I’m using the nnet package in R to attempt to build an ANN to predict real estate prices for condos (personal project). I am new to this and don’t have a math background so please bare with me.
I have input variables that are both binary and continuous. For example some binary variables which were originally yes/no were converted to 1/0 for the neural net. Other variables are continuous like
I have normalized all values to be on a 0-1 scale. Maybe
Bathroomsshouldn’t be normalized since their range is only 0-4?
Do these mixed inputs present a problem for the ANN? I’ve gotten okay results, but upon closer examination the weights the ANN has chosen for certain variables don’t seem to make sense. My code is below, any suggestions?

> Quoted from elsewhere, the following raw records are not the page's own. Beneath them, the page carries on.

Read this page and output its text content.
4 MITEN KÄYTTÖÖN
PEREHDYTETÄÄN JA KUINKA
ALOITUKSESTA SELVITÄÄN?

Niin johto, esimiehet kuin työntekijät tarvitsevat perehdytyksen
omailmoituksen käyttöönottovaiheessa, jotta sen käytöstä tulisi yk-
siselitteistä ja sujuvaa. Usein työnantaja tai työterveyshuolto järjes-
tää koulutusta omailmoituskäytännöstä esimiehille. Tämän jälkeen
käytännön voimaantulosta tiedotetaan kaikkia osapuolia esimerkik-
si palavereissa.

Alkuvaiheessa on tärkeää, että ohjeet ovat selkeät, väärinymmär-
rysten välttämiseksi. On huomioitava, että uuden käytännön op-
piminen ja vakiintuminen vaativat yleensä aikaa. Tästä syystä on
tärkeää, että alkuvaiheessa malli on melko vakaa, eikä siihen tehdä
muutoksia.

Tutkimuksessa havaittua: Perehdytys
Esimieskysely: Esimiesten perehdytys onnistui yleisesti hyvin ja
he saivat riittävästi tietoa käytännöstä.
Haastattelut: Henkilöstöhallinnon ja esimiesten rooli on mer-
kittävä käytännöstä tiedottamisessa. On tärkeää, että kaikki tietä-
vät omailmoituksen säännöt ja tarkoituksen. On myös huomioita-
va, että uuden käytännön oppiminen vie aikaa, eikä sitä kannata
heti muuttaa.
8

ANN <- nnet(Price ~ Sqft + Bedrooms + Bathrooms + Parking2 + Elevator + Central.AC + Terrace + Washer.Dryer + Doorman + Exercise.Room + New.York.View,data[1:700,], size=3, maxit=5000, linout=TRUE, decay=.0001)
Based on the comments below regarding breaking out the binary inputs into separate fields for each value class, my code now looks like:
ANN <- nnet(Price ~ Sqft + Studio + X1BR + X2BR + X3BR + X4BR + X1Bath + X2Bath + X3Bath + X4bath + Parking.Yes + Parking.No + Elevator.Yes + Elevator.No + Central.AC.Yes + Central.AC.No + Terrace.Yes + Terrace.No + Washer.Dryer.Yes + Washer.Dryer.No + Doorman.Yes + Doorman.No + Exercise.Room.Yes + Exercise.Room.No + New.York.View.Yes + New.York.View.No + Healtch.Club.Yes + Health.Club.No, data[1:700,], size=12, maxit=50000, decay=.0001)

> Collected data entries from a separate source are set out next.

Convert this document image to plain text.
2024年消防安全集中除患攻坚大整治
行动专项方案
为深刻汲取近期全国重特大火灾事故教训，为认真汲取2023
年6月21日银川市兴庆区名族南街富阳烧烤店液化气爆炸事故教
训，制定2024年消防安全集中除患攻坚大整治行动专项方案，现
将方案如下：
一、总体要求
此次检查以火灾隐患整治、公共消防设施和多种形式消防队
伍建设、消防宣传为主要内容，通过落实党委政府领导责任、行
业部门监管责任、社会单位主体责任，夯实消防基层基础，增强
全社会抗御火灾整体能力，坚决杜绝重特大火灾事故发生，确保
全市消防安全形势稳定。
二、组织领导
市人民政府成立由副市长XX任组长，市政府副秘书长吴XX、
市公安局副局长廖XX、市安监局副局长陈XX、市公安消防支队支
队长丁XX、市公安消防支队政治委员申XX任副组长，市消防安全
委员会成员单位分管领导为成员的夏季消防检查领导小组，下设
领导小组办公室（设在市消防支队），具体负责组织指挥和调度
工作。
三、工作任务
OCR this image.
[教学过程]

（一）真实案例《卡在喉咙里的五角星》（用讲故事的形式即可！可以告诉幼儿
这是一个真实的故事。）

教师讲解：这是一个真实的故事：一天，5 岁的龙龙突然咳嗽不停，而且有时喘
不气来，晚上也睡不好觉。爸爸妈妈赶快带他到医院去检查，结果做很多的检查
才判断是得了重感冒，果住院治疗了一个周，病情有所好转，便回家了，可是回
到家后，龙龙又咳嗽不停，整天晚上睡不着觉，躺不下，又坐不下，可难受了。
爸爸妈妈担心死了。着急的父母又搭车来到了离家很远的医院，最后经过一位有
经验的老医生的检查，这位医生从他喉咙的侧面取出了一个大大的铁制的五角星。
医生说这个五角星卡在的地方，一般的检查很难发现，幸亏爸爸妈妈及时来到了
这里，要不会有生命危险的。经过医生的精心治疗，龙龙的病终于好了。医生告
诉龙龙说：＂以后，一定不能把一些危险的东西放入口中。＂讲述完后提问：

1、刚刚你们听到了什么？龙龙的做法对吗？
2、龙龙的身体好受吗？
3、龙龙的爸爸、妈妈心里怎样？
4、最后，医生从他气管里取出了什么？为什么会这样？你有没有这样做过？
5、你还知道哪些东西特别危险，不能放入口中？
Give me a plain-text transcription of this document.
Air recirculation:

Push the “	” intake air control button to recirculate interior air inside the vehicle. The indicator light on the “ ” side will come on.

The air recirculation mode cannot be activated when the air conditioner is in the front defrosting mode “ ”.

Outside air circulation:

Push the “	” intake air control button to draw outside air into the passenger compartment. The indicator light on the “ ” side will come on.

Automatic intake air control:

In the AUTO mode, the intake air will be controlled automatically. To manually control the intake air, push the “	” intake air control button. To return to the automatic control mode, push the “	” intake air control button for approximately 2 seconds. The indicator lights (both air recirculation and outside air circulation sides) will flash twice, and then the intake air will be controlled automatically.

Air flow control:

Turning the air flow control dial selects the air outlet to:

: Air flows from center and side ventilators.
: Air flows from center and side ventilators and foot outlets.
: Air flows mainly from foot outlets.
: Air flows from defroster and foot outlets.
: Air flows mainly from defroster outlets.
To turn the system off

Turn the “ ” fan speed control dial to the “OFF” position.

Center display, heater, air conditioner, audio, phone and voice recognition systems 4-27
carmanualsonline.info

The hidden nodes in the above code are 12, but I’ve tried a range of hidden nodes from 3 to 25 and all give worse results than the original parameters I had above in the original code posted. I’ve also tried it with linear output = true/false.
My guess is that I need to feed the data to nnet in a different way because it’s not interpreting the binary input properly. Either that, or I need to give it different parameters.

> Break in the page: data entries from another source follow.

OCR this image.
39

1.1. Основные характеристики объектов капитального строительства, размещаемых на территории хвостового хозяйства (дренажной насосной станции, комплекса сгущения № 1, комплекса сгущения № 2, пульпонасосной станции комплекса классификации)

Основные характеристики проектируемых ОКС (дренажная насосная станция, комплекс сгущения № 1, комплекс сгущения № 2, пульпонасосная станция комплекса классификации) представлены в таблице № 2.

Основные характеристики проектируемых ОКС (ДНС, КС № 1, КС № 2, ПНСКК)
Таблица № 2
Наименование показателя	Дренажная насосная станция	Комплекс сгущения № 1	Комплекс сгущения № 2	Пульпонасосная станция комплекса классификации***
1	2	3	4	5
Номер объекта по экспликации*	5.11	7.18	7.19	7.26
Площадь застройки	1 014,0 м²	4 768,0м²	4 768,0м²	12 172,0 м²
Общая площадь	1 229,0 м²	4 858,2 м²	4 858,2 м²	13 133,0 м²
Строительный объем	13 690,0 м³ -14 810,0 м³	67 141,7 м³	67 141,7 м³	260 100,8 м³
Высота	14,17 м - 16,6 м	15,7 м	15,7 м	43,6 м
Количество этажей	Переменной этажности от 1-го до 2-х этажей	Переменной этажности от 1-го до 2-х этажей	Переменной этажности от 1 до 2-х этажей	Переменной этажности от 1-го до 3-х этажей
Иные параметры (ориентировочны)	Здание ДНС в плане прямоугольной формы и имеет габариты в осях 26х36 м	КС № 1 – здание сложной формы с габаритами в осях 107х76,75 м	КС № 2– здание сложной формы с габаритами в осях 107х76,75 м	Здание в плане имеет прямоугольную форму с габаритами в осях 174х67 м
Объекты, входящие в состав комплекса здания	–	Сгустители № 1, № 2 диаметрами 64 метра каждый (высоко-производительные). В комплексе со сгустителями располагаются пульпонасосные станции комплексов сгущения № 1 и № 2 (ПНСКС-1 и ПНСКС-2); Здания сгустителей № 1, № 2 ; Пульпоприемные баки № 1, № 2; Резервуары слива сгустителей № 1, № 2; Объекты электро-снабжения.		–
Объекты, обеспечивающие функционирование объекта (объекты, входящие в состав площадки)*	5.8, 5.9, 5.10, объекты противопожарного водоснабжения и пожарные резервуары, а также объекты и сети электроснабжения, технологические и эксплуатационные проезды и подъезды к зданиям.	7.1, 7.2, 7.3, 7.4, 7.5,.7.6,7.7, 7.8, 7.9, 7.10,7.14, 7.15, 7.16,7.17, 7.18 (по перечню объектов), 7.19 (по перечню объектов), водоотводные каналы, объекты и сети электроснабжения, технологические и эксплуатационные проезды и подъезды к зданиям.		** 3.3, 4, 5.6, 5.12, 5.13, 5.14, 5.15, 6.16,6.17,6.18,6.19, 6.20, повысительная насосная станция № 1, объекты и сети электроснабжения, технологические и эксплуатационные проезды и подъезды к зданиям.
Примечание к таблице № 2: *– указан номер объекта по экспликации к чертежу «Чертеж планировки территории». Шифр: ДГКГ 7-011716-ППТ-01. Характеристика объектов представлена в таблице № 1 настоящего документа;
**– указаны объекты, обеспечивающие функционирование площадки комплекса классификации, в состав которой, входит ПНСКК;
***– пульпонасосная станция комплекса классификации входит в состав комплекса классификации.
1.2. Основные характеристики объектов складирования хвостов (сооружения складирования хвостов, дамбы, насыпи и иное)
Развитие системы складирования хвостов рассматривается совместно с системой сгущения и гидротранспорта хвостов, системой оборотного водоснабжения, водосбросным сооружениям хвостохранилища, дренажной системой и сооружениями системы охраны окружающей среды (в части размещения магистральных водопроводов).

One way to handle this situation is to rescale the inputs so that their variances are on roughly the same scale. This advice is generally given for regression modeling, but it really applies to all modeling situations that involve variables measured on different scales. This is because the variance of a binary variable is often quite different from the variance of a continuous variable. Gelman and Hill (2006) recommend rescaling continuous inputs by two standard deviations to obtain parity with (un-scaled) binary inputs. This recommendation is also reflected in a paper and blog post.
A more specific recommendation for neural networks is to use “effect coding” for binary inputs (that is, -1 and 1) instead of “dummy coding” (0 and 1), and to take the additional step of centering continuous variables. These recommendations come from an extensive FAQ by Warren Sarle, in particular the sections “Why not code binary inputs as 0 and 1?” and “Should I standardize the input variables?” The gist, though, is the same:
The contribution of an input will depend heavily on its variability relative to other inputs.
As for unordered categorical variables — you must break them out into binary indicators. They simply are not meaningful otherwise.